De mon avis non. Il serait bête d’ignorer que l’IA est en train de changer nos métiers. En interdisant, on ne prépare pas les étudiants à la vie professionnelle future. Néanmoins, on peut leur apprendre à utiliser les LLM pour “faire avec” plutôt que “faire à la place”.

J’ai posé la question sur Mastodon pour avoir des éléments de réflexion sur le sujet et j’ai eu une réponse intéressante: Autoriser l’utilisation de ChatGPT, mais ceux qui veulent s’en servir ont des questions supplémentaires aux tests et examens où ils reçoivent du code produit par un LLM ou un humain (ils ne savent pas) et doivent déterminer s’il fait bien ce qu’il doit dans tous les cas. Ça va soit faire retomber le hype, soit les former top notch. [Ölbaum]

Je trouve que c’est une très bonne solution pour développer l’esprit critique et qui va dans le sens d’une utilisation saine. Plus généralement, ce commentaire me fait réaliser qu’il faut également revoir la manière dont on forme et on évalue.

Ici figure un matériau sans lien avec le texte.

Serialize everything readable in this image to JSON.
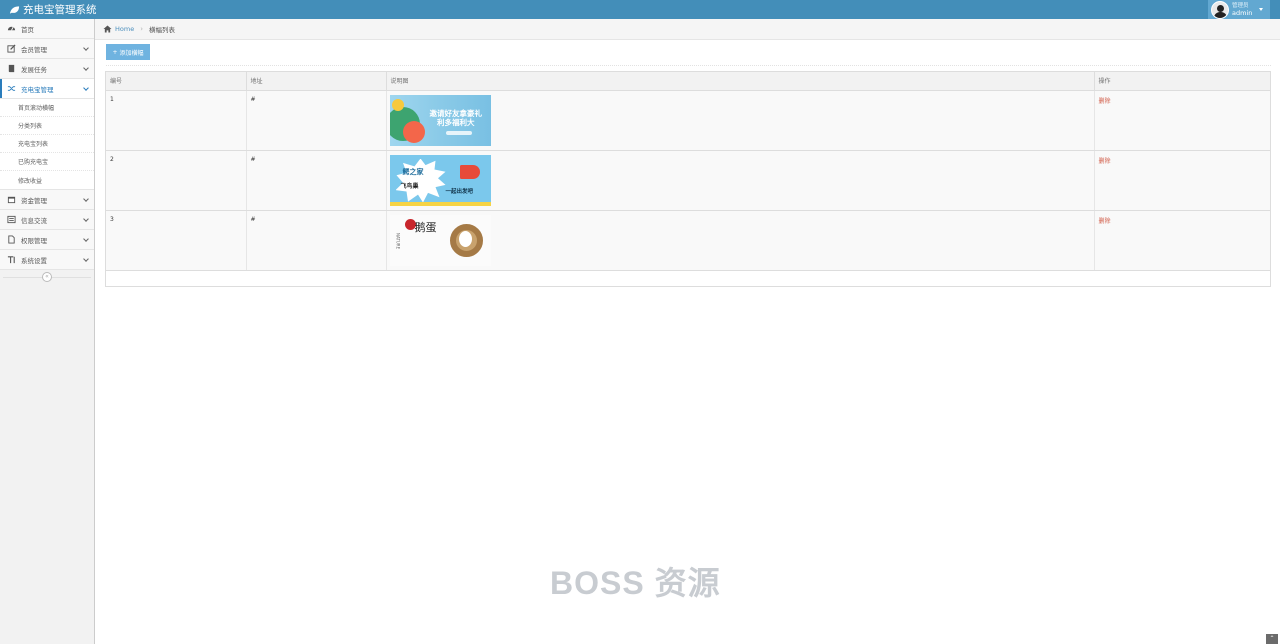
{
  "navbar": {
    "brand": "充电宝管理系统",
    "user_role": "管理员",
    "user_name": "admin"
  },
  "sidebar": {
    "items": [
      {
        "label": "首页",
        "icon": "tachometer-icon"
      },
      {
        "label": "会员管理",
        "icon": "edit-icon"
      },
      {
        "label": "发展任务",
        "icon": "book-icon"
      },
      {
        "label": "充电宝管理",
        "icon": "random-icon"
      },
      {
        "label": "资金管理",
        "icon": "calendar-icon"
      },
      {
        "label": "信息交流",
        "icon": "list-alt-icon"
      },
      {
        "label": "权限管理",
        "icon": "file-icon"
      },
      {
        "label": "系统设置",
        "icon": "text-height-icon"
      }
    ],
    "submenu": [
      {
        "label": "首页滚动横幅"
      },
      {
        "label": "分类列表"
      },
      {
        "label": "充电宝列表"
      },
      {
        "label": "已购充电宝"
      },
      {
        "label": "修改收益"
      }
    ]
  },
  "breadcrumb": {
    "home": "Home",
    "current": "横幅列表"
  },
  "toolbar": {
    "add_label": "添加横幅"
  },
  "table": {
    "headers": [
      "编号",
      "地址",
      "说明图",
      "操作"
    ],
    "rows": [
      {
        "id": "1",
        "address": "#",
        "action": "删除",
        "image_text": "邀请好友拿豪礼\n利多福利大"
      },
      {
        "id": "2",
        "address": "#",
        "action": "删除",
        "image_text": "鳄之家"
      },
      {
        "id": "3",
        "address": "#",
        "action": "删除",
        "image_text": "鹅蛋"
      }
    ]
  },
  "watermark": "BOSS 资源",
  "colors": {
    "navbar": "#438eb9",
    "user_box": "#62a8d1",
    "accent": "#2b7dbc",
    "button": "#6fb3e0",
    "delete": "#d15b47"
  }
}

Le contexte de la formation est une bonne occasion pour informer les futurs utilisateurs/trices, leur apprendre à utiliser correctement l’IA et mettre en avant des outils informatiques ouverts et sains.

N’étant pas enseignant de profession mais simple chargé de cours, je n’ai pas forcément les clés pour mettre en place de nouvelles méthodes plus adaptées à l’évolution des métiers. Je vais néanmoins tenter d’intégrer un peu mieux l’IA dans mes cours en apprenant à mes étudiants à faire la part des choses.